Conversión ante la venida del Señor
Primer Domingo de Adviento. Ciclo A. Una invitaciòn a imitar la actitud obediente y vigilante de Noé.


Por: P. Jesús Martí Ballester | Fuente: Catholic.net



Primer Domingo de Adviento. Ciclo A.
2 de diciembre de 2007

Ante la despreocupación de los hombres, olvidados de la venida del hijo del hombre, deben acentuar los cristianos la actitud obediente y vigilante de Noé.
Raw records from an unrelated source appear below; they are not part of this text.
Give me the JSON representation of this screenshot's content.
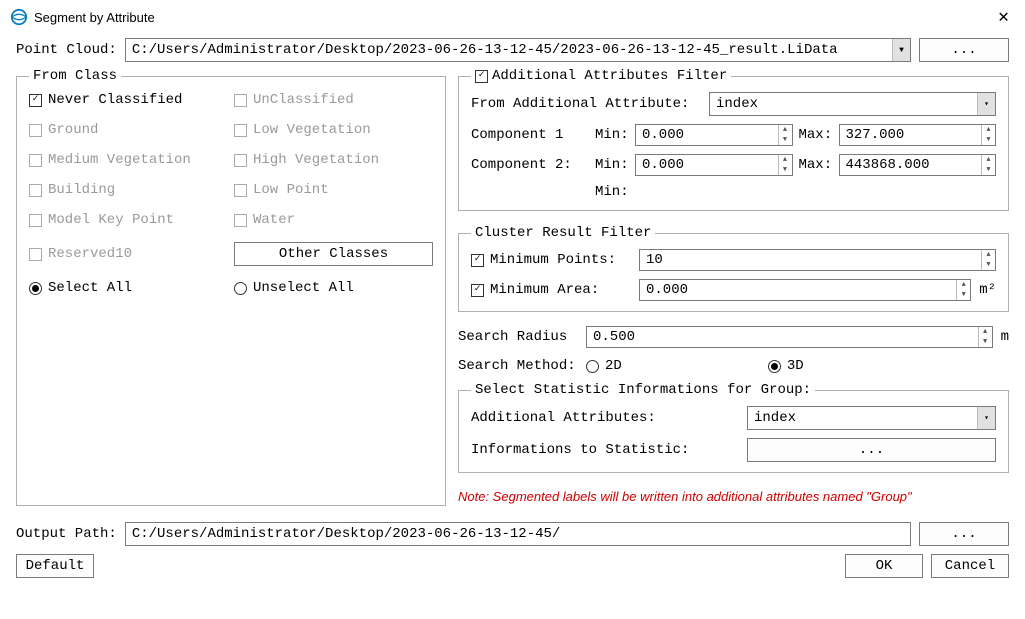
{
  "title": "Segment by Attribute",
  "pointcloud": {
    "label": "Point Cloud:",
    "path": "C:/Users/Administrator/Desktop/2023-06-26-13-12-45/2023-06-26-13-12-45_result.LiData",
    "browse": "..."
  },
  "fromclass": {
    "legend": "From Class",
    "items": {
      "never": "Never Classified",
      "unclassified": "UnClassified",
      "ground": "Ground",
      "lowveg": "Low Vegetation",
      "medveg": "Medium Vegetation",
      "highveg": "High Vegetation",
      "building": "Building",
      "lowpoint": "Low Point",
      "modelkey": "Model Key Point",
      "water": "Water",
      "reserved10": "Reserved10"
    },
    "other": "Other Classes",
    "select_all": "Select All",
    "unselect_all": "Unselect All"
  },
  "addfilter": {
    "legend": "Additional Attributes Filter",
    "from_label": "From Additional Attribute:",
    "from_value": "index",
    "comp1": "Component 1",
    "comp2": "Component 2:",
    "min_lbl": "Min:",
    "max_lbl": "Max:",
    "c1_min": "0.000",
    "c1_max": "327.000",
    "c2_min": "0.000",
    "c2_max": "443868.000",
    "extra_min": "Min:"
  },
  "cluster": {
    "legend": "Cluster Result Filter",
    "minpts_lbl": "Minimum Points:",
    "minpts_val": "10",
    "minarea_lbl": "Minimum Area:",
    "minarea_val": "0.000",
    "unit": "m²"
  },
  "search": {
    "radius_lbl": "Search Radius",
    "radius_val": "0.500",
    "unit": "m",
    "method_lbl": "Search Method:",
    "opt2d": "2D",
    "opt3d": "3D"
  },
  "stats": {
    "legend": "Select Statistic Informations for Group:",
    "addattr_lbl": "Additional Attributes:",
    "addattr_val": "index",
    "info_lbl": "Informations to Statistic:",
    "info_val": "..."
  },
  "note": "Note: Segmented labels will be written into additional attributes named \"Group\"",
  "output": {
    "label": "Output Path:",
    "path": "C:/Users/Administrator/Desktop/2023-06-26-13-12-45/",
    "browse": "..."
  },
  "buttons": {
    "default": "Default",
    "ok": "OK",
    "cancel": "Cancel"
  }
}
San Pablo, como San Pedro, nos invitan a dejar las actividades de las tinieblas y a vestirnos del Señor Jesucristo.



1.Comenzamos hoy el Adviento con la urgente llamada de la Palabra de Dios a dirigir nuestra mirada en profundidad al pasado y al futuro de la historia humana y eclesial y de nuestra historia personal. Como el piloto en vuelo siempre ha de estar dispuesto a rectificar el rumbo de su nave si la hoja de ruta se lo demanda, el hombre, y sobre todo el cristiano, siempre tiene la oportunidad de dar un golpe de timón en su vida, cuando el evangelio le pide que rectifique; pero el Tiempo de Adviento de una manera singular e inminente, le invita a examinar, y controlar su camino, para rectificar los desvíos. Para eso la Palabra del Adviento nos recuerda que "cuando menos lo esperaban llegó el diluvio y se los llevó a todos". Lo leemos de corrida y no lo negamos, pero tampoco hace mucha mella en nuestro espíritu. Pasamos en seguida a otro tema. Es el mal del tiempo.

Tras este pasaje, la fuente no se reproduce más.